How India’s “Insolvency and Bankruptcy Code Amendment Bill” Could Impact Ease of Doing Business?
How India’s “Insolvency and bankruptcy Code Amendment Bill” Could Impact Ease of Doing Business?

India’s Prime Minister Narendra Modi led Union Cabinet on 11th December approved the proposal to make amendments in the Insolvency and Bankruptcy Code, 2016 (code), through the Insolvency and bankruptcy Code (Second Amendment) Bill, 2019.

The Amendment Bill seeks to amend sections 5(12), 5(15), 7, 11, 14, 16(1), 21(2), 23(1), 29A, 227, 239, 240 and insert new section 32A in the Insolvency and Bankruptcy Code, 2016 (Code).

The cabinet’s statement said, the amendments aim to remove certain difficulties being faced during insolvency resolution process to realize the objects of the code and to further ease doing of business.

Amendments to the Code will help remove bottlenecks and streamline the CIRP, the statement said.

Its protection of last mile funding will boost Investment in financially distressed Sectors, it said.
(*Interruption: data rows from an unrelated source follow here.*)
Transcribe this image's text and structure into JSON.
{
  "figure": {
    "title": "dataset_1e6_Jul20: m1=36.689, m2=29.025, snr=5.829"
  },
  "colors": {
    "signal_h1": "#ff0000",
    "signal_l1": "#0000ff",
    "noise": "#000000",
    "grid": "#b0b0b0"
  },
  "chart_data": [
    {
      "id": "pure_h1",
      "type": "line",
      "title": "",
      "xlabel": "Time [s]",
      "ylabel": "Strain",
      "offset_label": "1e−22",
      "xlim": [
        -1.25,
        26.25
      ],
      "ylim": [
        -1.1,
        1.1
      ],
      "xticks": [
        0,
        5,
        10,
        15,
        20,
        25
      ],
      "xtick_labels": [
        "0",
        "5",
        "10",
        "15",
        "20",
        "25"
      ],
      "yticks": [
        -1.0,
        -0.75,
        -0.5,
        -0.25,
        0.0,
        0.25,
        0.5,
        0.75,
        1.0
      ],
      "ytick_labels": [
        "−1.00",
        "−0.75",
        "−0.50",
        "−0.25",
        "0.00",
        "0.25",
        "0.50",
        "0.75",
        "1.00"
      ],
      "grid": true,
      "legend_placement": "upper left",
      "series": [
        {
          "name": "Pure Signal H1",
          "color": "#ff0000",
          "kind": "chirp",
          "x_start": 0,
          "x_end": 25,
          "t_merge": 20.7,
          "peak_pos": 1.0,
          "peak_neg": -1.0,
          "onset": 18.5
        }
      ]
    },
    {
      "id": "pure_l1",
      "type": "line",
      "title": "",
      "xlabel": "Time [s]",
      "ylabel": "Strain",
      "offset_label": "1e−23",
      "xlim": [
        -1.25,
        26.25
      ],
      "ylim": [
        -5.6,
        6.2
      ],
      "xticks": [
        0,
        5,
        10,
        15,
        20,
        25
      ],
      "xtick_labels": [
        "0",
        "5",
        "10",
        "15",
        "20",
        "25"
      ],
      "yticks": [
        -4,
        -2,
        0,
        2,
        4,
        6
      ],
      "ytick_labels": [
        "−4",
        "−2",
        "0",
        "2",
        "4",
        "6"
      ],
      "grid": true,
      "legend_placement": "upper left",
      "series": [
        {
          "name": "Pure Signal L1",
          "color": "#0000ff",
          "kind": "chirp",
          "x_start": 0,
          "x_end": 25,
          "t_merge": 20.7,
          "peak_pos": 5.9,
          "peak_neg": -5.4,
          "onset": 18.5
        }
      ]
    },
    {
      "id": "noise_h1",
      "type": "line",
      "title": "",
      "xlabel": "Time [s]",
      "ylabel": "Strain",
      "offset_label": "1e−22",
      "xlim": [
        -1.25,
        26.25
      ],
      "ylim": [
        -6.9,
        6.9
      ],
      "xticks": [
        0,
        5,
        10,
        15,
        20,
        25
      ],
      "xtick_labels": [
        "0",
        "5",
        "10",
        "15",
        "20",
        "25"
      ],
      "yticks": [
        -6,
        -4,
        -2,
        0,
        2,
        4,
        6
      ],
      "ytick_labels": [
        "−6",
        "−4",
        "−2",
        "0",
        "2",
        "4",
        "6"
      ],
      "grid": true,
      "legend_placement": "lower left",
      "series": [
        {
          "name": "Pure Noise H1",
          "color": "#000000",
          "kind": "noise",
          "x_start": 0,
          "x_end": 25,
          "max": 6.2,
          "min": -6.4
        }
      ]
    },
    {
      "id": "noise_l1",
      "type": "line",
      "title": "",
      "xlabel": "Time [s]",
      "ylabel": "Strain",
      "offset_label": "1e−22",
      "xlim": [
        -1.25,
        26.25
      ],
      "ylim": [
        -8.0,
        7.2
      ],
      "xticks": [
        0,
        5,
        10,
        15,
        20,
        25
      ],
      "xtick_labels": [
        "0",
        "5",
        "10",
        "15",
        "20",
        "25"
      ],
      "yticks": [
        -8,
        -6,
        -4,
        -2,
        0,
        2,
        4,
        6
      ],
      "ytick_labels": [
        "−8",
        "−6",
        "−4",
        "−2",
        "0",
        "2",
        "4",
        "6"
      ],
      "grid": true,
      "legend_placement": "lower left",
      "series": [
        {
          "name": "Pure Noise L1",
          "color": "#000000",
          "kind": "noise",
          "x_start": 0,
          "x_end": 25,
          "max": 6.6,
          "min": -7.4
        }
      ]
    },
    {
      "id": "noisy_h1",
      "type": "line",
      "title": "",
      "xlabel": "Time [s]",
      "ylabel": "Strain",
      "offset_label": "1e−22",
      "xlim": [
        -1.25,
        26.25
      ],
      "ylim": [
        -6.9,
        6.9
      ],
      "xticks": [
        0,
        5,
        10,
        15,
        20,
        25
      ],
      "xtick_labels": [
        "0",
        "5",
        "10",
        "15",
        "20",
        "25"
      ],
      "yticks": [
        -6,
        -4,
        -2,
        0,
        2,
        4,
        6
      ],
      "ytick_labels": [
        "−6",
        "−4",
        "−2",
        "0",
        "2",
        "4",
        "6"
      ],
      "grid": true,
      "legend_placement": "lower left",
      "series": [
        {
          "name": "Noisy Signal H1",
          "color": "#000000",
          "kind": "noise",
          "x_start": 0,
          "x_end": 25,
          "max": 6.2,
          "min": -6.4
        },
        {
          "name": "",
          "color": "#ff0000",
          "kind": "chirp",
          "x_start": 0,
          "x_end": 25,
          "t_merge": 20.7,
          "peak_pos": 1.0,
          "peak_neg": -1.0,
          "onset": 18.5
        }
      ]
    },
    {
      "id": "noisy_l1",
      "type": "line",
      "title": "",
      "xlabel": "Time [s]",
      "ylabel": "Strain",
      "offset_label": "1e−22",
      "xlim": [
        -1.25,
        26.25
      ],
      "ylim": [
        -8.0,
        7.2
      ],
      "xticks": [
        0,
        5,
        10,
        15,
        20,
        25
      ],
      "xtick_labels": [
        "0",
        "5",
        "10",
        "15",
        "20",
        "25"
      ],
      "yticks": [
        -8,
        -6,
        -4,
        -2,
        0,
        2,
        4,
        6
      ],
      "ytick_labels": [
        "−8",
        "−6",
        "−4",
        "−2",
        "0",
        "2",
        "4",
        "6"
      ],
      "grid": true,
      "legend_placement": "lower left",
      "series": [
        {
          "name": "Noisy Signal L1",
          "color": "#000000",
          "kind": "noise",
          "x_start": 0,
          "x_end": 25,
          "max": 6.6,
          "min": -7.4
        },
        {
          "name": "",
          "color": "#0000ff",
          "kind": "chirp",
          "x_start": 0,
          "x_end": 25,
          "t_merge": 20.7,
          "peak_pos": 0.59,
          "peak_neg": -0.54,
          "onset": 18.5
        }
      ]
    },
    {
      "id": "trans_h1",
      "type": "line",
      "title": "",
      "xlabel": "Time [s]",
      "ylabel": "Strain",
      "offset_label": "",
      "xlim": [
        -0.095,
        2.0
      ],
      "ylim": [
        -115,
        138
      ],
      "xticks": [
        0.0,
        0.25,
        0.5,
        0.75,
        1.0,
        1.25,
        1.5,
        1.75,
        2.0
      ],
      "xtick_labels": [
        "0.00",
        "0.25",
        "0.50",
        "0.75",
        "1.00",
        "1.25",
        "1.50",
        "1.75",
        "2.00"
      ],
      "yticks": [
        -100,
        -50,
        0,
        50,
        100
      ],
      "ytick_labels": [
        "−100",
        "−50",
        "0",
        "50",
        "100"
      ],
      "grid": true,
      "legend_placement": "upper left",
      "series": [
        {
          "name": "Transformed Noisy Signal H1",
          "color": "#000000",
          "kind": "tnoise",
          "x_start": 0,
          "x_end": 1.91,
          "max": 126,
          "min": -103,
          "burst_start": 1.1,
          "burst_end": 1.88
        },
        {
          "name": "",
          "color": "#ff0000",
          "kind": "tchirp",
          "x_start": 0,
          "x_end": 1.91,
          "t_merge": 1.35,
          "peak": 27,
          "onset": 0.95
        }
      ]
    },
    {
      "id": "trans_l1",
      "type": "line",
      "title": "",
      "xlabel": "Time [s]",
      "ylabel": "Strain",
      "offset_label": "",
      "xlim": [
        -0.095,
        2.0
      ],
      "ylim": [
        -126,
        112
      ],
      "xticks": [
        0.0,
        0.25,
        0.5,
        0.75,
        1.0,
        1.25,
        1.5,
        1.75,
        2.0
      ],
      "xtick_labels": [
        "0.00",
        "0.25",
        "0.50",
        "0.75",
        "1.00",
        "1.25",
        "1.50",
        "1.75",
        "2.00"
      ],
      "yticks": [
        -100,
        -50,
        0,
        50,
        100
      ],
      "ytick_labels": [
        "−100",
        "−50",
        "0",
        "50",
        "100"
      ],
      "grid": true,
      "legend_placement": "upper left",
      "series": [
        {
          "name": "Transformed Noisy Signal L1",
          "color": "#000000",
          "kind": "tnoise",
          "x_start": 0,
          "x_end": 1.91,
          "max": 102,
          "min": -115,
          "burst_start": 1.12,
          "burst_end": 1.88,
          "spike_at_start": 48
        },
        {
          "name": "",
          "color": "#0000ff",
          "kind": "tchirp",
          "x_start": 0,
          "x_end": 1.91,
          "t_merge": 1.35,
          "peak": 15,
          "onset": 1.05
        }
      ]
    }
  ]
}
Additional thresholds introduced for Financial creditors represented by an authorized representative due to large numbers in order to prevent frivolous triggering of Corporate Insolvency Resolution Process (CIRP).

Ensuring that the substratum of the business of corporate debtor is not lost, and it can continue as a going concern by clarifying that the licenses, permits, concessions, clearances etc. cannot be terminated or suspended or not renewed during the moratorium period.

Ring-fencing corporate debtor resolved under the IBC in favour of a successful resolution applicant from criminal proceedings against offences committed by previous Management/promoters, it added.